İlçe Merkezinde 450 kişilik kapalı spor salonu ve 300 kişilik kapalı tribüne sahip futbol sahası vardır.
İlçede 100 yataklı Devlet Hastanesi, 25 yataklı SSK Hastanesi, İlçe merkezinde iki, Başpınar Beldesinde, Akören, Ardıç, Kamil, Karalargüney köylerinde birer adet sağlık ocağı bulunmaktadır.

Ortaköy














İlçenin Tarihi
İlçe toprakları eski devirlerden bu yana yerleşim yeri olduğu Hitit ve Roma dönemlerine ait kalıntıların bulunmasından anlaşılmaktadır. Ortaasya’dan buraya gelen Türkler kabile halinde, Pınarköy ve Asraköy mevkiileriyle Ortaköy’e yerleşmişlerdir. Daha sonra Asraköy ile Pınarköy, Ortaköy ile birleşerek şimdiki Ortaköy meydana gelmiştir. 1959 yılında ilçe olmuştur.

Coğrafi Yapısı
Ortaköy Çorum’a 57 km. mesafede, yüzölçümü 238 km²’dir. İlçede genellikle karasal iklim özellikleri görülmektedir. Yıllık yağış miktarı 409,5 mm.dir.

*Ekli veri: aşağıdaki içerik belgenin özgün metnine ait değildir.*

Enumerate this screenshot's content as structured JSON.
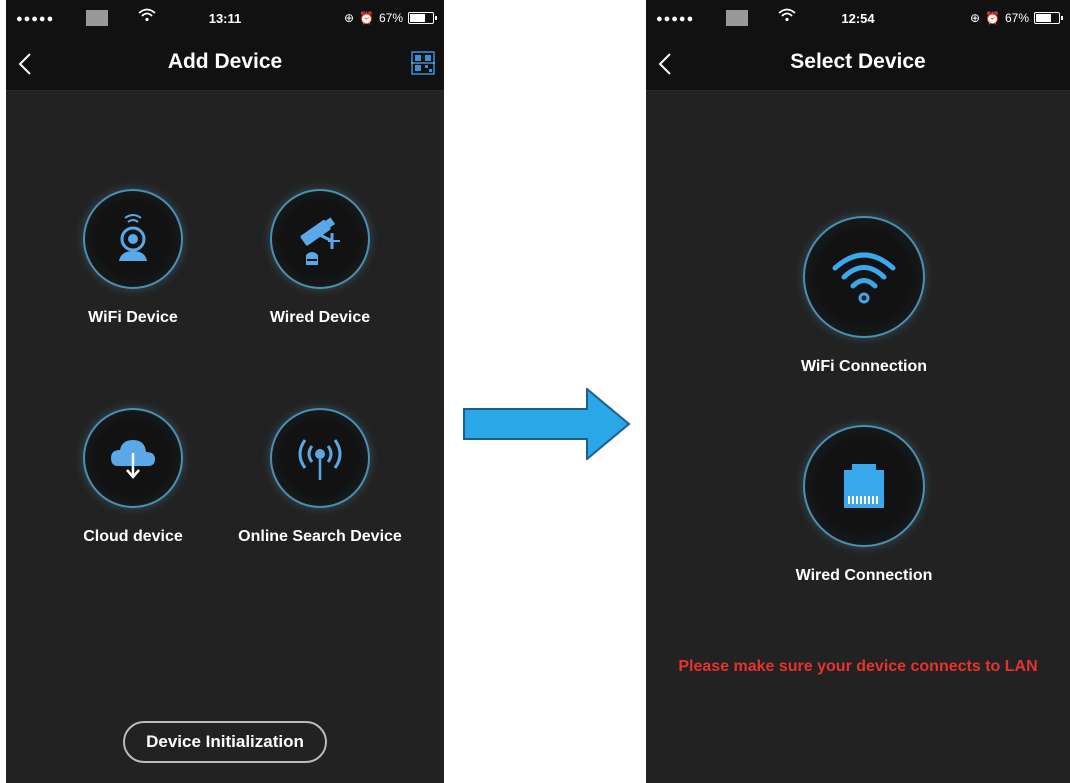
{
  "left_screen": {
    "status": {
      "signal": "●●●●●",
      "time": "13:11",
      "battery": "67%",
      "battery_level": 0.67
    },
    "nav": {
      "title": "Add Device"
    },
    "devices": [
      {
        "label": "WiFi Device",
        "icon": "wifi-camera-icon"
      },
      {
        "label": "Wired Device",
        "icon": "security-camera-icon"
      },
      {
        "label": "Cloud device",
        "icon": "cloud-download-icon"
      },
      {
        "label": "Online Search Device",
        "icon": "broadcast-signal-icon"
      }
    ],
    "init_button": "Device Initialization"
  },
  "right_screen": {
    "status": {
      "signal": "●●●●●",
      "time": "12:54",
      "battery": "67%",
      "battery_level": 0.67
    },
    "nav": {
      "title": "Select Device"
    },
    "options": [
      {
        "label": "WiFi Connection",
        "icon": "wifi-icon"
      },
      {
        "label": "Wired Connection",
        "icon": "ethernet-port-icon"
      }
    ],
    "warning": "Please make sure your device connects to LAN"
  },
  "colors": {
    "accent": "#4aa8e8",
    "background": "#222222",
    "bar": "#111111",
    "warning": "#e8322f",
    "arrow": "#2aa7e6"
  }
}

İdari Yapısı ve Nüfus Durumu

İlçenin 2000 yılı Genel Nüfus sayımı sonuçlarına göre nüfusu, merkezde 3.349, belde ve köylerde 8.471 olup, İlçe’nin toplam nüfusu 11.820’dir.

Ekonomik ve Sosyal Durum
İlçe ekonomisi tarım ve hayvancılığa dayanmaktadır. Tarım arazisi 14.560 ha. dır. Bunun % 6 sulanabilir, % 94 kuraktır. Belli başlı tarım ürünleri ; buğday, arpa, nohut, şekerpancarı, mercimek, çeltik, haşhaşdır. İlçede büyükbaş hayvan sayısı 5.845, küçükbaş hayvan sayısı ise, 5.230 dur. Bir adet sulama göleti mevcuttur. İlçe sınırları içerisinden geçen Yeşilırmak ’ ın bir kolu olan Çekerek Irmağından İncesu, Aşdağul ve Senemoğlu köyleri bu akarsudan faydalanmaktadır. Ayrıca Aşdağul beldesinde sulama amaçlı belediyenin ve şahısların sondaj kuyuları mevcuttur.
Yukarıkuyucak ve Asar köyleri dışındaki bütün köy yolları asfalttır. Bir köyde kanalizasyon vardır. Köylerin hepsinde su şebekesi mevcutsa da ancak, yaz mevsiminde içme suyu sıkıntısı çekilmektedir.
Eğitim Kültür ve Sağlık
İlçede okuma-yazma oranı %91’ dir. Bir adet genel lise, 1 adet YİBO (Yatılı Bölge İlköğretim Okulu), 4 adet ilköğretim okulu, 11 adet birleştirilmiş sınıflı ilköğretim okulu mevcuttur. Bu okullarda toplam 1.720 öğrenci mevcuttur.
İlçenin İncesu Köyünde Çekerek ırmağının içerisinden geçtiği bir kanyon bulunmaktadır. Kanyon içerisinde kayalar üzerinde duvar kalıntıları , hatıl oyuklar ve merdiven basamakları görülmektedir.
İlçe merkezinde 30 yataklı Devlet Hastanesi, Aşdavul ve Karahacip Beldelerinde birer sağlık ocağı vardır.